First used for identification on the battlefield beginning in the twelfth century, mon developed into symbols of family pride and fortune and quintessential expressions of the Japanese design sensibility—especially in their economy of means, exquisite detailing, and boldness of composition. The motifs employed in these family crests are also a fascinating window into the symbolic system of traditional Japan, which drew from a rich palette of natural phenomena, plants, animals, abstract devices, and man-made objects."  (from the publisher)

Although the book was first published in 1971, it will always be valuable as a historical reference for any artist, including temari stitchers, who wish to add meaning to their work and be inspired by the arrangement of motifs within the circular mon. I am almost overwhelmed by the numerous mon for each topic. For example, bamboo (take) is represented by almost sixty different mon!
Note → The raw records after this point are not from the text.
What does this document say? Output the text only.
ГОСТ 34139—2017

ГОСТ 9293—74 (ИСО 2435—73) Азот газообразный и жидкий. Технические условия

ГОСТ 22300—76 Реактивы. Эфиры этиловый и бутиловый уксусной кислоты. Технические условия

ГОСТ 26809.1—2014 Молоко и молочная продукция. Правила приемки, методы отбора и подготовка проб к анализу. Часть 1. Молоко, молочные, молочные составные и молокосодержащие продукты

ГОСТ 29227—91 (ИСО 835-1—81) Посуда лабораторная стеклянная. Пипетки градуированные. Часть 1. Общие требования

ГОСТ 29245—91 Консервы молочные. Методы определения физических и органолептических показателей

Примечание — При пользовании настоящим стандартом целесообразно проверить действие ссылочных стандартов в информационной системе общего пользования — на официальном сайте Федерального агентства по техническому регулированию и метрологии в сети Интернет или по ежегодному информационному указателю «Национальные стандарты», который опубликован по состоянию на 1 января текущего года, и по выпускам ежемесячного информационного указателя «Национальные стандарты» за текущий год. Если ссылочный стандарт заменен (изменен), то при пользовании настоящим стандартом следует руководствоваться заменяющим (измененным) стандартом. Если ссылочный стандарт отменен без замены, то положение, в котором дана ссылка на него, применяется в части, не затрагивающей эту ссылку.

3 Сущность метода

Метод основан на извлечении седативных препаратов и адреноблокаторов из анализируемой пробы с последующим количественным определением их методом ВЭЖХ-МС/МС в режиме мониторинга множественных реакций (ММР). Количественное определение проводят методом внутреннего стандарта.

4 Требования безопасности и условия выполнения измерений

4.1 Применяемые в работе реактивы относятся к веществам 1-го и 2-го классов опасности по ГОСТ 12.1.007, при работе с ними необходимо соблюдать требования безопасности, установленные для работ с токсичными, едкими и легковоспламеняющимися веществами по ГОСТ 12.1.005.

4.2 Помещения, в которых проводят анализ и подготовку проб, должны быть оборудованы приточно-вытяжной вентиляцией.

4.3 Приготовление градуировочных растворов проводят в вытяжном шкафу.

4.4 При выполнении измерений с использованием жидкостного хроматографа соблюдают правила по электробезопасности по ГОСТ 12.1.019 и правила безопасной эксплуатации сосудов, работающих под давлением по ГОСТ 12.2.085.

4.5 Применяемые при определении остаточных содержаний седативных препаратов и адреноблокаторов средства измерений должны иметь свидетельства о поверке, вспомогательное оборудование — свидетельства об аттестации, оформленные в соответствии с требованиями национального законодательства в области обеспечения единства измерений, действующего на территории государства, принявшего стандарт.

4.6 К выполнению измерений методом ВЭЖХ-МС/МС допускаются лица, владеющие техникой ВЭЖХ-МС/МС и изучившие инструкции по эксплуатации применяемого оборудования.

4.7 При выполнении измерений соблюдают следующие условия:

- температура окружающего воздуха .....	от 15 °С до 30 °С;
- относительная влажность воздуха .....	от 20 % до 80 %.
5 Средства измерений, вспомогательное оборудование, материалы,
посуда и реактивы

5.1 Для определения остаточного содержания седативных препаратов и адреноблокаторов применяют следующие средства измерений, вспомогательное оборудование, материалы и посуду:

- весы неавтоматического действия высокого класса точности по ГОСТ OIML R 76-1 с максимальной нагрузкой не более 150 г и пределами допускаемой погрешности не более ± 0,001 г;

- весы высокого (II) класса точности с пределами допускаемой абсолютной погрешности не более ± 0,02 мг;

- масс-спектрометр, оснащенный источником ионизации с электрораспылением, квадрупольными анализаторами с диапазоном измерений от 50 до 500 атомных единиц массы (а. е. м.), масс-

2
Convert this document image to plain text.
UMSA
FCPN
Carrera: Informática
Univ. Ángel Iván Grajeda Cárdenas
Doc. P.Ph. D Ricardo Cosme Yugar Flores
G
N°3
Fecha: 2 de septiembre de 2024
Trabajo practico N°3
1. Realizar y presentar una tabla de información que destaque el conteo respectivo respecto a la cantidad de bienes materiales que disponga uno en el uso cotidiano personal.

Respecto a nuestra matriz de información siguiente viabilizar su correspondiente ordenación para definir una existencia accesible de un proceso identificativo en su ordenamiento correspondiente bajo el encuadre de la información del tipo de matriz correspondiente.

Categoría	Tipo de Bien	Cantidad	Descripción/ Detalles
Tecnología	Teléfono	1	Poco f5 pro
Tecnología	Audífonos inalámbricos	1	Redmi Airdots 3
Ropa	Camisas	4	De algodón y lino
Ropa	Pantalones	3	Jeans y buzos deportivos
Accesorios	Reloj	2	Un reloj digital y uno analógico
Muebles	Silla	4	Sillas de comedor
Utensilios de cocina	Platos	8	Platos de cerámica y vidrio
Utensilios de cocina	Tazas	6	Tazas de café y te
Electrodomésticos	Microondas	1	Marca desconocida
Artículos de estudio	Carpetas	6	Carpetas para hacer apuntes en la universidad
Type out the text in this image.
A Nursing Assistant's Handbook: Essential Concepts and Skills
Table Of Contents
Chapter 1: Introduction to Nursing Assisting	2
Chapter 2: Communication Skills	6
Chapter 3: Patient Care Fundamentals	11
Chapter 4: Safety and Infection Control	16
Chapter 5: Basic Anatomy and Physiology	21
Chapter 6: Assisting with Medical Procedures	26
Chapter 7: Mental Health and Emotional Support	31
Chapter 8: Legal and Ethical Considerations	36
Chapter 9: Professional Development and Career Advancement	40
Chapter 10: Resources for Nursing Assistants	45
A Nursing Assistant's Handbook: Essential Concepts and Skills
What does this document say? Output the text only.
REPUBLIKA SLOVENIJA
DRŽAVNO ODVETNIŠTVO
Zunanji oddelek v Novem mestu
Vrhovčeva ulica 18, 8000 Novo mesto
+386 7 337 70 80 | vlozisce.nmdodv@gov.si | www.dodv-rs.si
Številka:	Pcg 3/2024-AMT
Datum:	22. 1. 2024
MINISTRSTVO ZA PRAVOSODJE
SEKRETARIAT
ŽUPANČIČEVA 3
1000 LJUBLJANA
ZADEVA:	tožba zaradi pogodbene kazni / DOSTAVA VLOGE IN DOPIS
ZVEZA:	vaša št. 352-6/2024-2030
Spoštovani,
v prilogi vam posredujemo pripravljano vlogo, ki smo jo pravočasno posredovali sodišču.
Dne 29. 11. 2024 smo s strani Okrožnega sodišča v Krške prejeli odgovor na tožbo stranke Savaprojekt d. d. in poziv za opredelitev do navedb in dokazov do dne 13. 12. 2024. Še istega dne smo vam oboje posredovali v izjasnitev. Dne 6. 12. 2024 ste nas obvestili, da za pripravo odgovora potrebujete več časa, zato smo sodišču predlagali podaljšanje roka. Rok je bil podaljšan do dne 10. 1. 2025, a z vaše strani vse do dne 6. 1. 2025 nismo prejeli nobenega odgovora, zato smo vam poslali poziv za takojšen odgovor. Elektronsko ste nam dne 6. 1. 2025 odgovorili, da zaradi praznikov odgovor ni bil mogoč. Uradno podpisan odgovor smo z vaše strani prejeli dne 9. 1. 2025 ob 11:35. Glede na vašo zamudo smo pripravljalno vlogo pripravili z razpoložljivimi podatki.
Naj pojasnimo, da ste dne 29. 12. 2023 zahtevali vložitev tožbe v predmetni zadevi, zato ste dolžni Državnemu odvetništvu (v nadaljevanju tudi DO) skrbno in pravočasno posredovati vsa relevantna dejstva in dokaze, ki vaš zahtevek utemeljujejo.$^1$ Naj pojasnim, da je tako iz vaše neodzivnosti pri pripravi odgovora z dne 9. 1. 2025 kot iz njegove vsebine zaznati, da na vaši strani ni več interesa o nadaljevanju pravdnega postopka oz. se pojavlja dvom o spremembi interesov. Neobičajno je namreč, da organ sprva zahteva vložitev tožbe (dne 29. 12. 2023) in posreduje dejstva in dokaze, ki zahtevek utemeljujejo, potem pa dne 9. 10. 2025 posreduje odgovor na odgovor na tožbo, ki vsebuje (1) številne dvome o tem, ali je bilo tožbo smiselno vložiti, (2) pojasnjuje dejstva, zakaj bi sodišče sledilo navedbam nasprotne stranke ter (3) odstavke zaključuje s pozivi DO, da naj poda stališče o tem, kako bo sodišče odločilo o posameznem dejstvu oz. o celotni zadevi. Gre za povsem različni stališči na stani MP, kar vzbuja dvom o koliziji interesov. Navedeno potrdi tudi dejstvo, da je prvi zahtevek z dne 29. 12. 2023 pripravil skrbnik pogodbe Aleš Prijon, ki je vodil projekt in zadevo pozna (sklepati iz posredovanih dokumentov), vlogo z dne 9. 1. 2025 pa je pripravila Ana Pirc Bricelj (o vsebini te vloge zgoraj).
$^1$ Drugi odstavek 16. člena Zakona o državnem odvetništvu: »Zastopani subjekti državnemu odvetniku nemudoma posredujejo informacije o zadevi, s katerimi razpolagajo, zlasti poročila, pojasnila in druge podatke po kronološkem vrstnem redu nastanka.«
"Versatile, graceful, and auspicious, from ancient times bamboo has played an extraordinarily large role in Japan. Originally brought from China to grace the gardens of the Japanese nobility, approximately 150 varieties are now estimated to exist in the country. The strength and flexibility of bamboo has taken it far from the nobility's gardens over the centuries: fences, lattices, ladders, and pipes; arrows and spears; flutes and writing brushes; baskets, brooms, hats, and sieves are merely a few of its daily guises.

The bamboo has admirable connotations....and its endurance throughout the seasons has caused it to be associated with such virtues as constancy, integrity, and honor."

A simple band of thread wrapped around the temari can represent bamboo. Do you know someone who has these virtues (constancy, integrity, and honor)? Why not make a temari for them and include bamboo in the design?